Snowtown (Justin Kurzel/2011) Australia/119mins. *****
The eruptions of violence in bold new Australian film Snowtown, from first-time feature director Justin Kurzel, come sporadically, intensively and often with gut-churning abstraction. But in between these outbursts the potential for brutality is palpable, sure as concrete. It’s an expertly crafted drama. A frank and corrosive study of evil’s many rhizomic strands. It charts the true tale of the murder of eleven people in a small, deprived Adelaide suburb (90 miles north of the titular town), between 1992 and 1999, by serial killer John Bunting (Daniel Henshall) and his accomplice, Robert Wagner (Aaron Viergever). The film’s central focus, however, is the beguilingly treacherous fatherly relationship Bunting instigates with Jamie (Lucas Pittaway), the teenage son of his lover at the time, Elizabeth Harvey (Louise Harris). Bunting embeds himself within this already messed up domestic set-up, intent on ridding who he believes to be a blight on the community’s lives – he lumps the disabled, paedophiles, transvestites, homosexuals, indeed anyone who he sees as societal scourge, all into a category marked ‘killable’ without really understanding anyone around him.

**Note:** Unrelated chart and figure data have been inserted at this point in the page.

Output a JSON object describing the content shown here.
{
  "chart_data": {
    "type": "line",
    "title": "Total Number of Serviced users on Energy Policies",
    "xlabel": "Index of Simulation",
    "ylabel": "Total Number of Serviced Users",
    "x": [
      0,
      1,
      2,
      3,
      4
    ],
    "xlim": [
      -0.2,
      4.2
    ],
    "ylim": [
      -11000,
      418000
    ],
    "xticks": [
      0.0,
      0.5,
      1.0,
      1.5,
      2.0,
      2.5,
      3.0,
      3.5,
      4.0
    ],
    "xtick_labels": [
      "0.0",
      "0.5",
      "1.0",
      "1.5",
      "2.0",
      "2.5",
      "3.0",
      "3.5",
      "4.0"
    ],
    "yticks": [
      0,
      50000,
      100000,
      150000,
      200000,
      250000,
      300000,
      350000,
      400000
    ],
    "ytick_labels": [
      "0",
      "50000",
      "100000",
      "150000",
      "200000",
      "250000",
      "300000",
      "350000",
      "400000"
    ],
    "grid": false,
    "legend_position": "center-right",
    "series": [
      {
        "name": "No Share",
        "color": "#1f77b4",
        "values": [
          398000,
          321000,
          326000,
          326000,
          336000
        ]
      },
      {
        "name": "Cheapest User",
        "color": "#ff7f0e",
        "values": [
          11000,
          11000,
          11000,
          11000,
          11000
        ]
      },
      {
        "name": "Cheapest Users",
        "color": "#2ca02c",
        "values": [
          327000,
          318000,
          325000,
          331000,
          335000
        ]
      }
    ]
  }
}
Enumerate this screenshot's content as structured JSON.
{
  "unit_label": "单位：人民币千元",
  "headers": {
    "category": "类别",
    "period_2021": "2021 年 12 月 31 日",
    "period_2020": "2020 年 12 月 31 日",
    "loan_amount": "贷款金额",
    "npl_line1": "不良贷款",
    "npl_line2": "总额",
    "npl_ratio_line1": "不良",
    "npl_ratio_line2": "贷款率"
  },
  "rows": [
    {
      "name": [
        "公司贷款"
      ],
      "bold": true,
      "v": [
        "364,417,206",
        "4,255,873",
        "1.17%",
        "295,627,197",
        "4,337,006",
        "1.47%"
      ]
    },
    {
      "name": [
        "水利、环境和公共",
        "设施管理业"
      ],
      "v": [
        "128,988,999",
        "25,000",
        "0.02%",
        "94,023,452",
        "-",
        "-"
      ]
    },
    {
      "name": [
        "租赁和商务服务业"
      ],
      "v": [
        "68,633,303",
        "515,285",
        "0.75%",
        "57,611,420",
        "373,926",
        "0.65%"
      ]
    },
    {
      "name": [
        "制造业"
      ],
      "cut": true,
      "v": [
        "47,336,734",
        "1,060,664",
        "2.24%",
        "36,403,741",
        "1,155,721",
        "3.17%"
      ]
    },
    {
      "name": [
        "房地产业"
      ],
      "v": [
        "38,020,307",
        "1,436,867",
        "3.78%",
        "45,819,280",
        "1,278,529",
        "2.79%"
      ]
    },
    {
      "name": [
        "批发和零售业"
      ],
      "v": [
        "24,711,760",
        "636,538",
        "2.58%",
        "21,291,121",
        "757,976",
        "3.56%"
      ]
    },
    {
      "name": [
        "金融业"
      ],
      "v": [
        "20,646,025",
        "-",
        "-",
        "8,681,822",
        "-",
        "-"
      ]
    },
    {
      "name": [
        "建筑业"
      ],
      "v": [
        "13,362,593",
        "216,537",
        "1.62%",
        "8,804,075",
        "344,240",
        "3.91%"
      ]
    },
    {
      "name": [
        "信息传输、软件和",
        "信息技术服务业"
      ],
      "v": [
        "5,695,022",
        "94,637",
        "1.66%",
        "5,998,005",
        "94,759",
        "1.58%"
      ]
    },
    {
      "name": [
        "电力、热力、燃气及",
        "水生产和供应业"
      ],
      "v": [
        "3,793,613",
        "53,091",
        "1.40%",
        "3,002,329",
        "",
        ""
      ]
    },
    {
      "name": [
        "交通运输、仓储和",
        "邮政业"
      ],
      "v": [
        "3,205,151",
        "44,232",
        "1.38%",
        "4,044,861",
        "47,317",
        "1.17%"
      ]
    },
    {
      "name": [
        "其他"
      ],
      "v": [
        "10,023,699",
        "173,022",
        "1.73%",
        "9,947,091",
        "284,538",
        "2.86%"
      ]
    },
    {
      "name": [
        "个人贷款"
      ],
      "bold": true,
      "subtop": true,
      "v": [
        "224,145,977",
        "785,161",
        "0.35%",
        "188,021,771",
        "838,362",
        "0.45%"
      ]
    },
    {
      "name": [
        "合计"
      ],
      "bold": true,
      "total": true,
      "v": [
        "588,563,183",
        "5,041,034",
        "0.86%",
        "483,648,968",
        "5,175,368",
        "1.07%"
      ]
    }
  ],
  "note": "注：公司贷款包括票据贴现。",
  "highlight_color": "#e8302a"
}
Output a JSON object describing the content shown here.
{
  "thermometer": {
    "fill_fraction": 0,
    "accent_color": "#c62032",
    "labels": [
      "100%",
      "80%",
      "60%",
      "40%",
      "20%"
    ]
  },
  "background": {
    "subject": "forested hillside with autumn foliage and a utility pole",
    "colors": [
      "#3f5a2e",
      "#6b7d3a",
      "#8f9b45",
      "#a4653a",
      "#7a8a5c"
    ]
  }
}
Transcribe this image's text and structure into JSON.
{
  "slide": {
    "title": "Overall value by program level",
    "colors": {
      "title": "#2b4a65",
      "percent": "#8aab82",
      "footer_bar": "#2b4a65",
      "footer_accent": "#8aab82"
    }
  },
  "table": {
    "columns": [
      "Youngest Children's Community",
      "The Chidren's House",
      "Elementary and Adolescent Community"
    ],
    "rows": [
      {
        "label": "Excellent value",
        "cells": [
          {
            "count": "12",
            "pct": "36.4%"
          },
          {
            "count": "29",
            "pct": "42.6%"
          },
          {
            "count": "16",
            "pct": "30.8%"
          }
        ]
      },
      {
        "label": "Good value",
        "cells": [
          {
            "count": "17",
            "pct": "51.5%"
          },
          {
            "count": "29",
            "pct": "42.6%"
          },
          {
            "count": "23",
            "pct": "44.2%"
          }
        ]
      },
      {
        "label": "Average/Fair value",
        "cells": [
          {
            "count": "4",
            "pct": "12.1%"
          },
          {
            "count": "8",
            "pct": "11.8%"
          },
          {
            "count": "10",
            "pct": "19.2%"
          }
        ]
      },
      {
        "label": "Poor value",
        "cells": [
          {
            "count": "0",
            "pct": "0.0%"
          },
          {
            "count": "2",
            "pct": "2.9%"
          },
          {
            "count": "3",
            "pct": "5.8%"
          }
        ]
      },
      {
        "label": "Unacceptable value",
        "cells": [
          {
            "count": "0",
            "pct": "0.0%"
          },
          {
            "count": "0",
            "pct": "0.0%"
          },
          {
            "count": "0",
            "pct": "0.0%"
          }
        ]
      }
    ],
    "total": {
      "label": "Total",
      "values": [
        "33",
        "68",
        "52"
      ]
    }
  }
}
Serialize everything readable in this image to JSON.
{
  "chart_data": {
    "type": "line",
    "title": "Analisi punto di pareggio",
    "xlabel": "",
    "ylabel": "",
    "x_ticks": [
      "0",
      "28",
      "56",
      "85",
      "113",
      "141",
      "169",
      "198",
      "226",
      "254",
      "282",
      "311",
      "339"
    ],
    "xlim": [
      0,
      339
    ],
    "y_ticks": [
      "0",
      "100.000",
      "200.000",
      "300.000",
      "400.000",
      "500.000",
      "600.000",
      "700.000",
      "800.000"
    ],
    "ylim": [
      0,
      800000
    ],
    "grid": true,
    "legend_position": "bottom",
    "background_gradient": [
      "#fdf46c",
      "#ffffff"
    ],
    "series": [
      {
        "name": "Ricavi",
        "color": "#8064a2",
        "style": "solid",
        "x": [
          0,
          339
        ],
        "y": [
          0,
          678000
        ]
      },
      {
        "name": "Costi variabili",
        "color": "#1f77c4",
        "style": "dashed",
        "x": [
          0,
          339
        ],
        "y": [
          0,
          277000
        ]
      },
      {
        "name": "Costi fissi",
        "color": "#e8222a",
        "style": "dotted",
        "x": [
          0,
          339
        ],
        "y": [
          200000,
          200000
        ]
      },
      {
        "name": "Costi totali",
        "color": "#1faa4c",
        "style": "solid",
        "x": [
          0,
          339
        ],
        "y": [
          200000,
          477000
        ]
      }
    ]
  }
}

The bravely headlong approach to the infamous story of Australia’s worst murder case is deftly handled with breathtaking confidence and fluency of image. It’s intelligent filmmaking that questions a full range of unsavoury, hot-button subjects: over its two hours it takes in incest, extreme poverty, multiple serial murder, sexual abuse and animal cruelty. Suitable post-Xmas dinner viewing this ain’t. Kurzel’s smart, thoughtful directorial approach opens up many complex avenues of enquiry as to how we might first ponder then understand the events of the story. With keen assurance Kurzel utilises a variety of filmmaking techniques that equally dislodge and enthral our sense of grim spectacle as the film progresses. His often elusive and bluntly destabilised exploration of undiluted evil is difficult to fully get to grips with. But there lies its power. It has the potential to be endlessly fascinating. The filmmaking, all round, is exemplary. Slow-motion moments (John and Elizabeth dancing in a brightly-lit dancehall especially) have the effect of surreal narrative pauses; and speeded up imagery of the killers’ faces in queasy close shots act as a drastic quick-time portraits, confrontationally reminding us of their poker-faced coherency; shunting us without haste on to another scene we may not relish seeing. Adam Arkapaw’s cinematography is certainly bleaker than a hundred days of bad luck, but his lighting scheme is seamless, perfect. And the soundtrack, by Kurzel’s brother Jed, beats like an erratic sonic pulse and screeches like a death throe. Everything is grimly, aptly arranged for maximum effect.
As Bunting, Henshall is Snowtown’s charismatically obdurate and hyper-vile nucleus. He appears to be constantly simmering just below boiling point. The tension within his performance is perceptible - it’s evident from his sometimes coldly-smiling, other times entirely blank and seemingly vacant, expressions. It’s a galvanising performance; one of the year’s very best. The surrounding cast, in particular Pittaway and Harvey, are equally excellent. (It’s staggering to note that the entire cast, save for Henshall, have never acted prior to the film; and most of those who appear in the film came from the same area in which the events originally took place.) Snowtown depicts with convincing authority a whole repugnant mess bucket of issues relating to the murders and the knotty familial set-up around them; most of all Jamie’s indoctrination, his utter immersion, into a life of foul criminality. It’s this, the film’s central, unfalteringly bleak narrative thread that remains fixed in the mind for a long time after the film's last image: an almost indescribably saddening long-held shot of a person now lost to sheer complicit evil. This is caustic cinema: it's harsh, relentless and grips with a despairing force.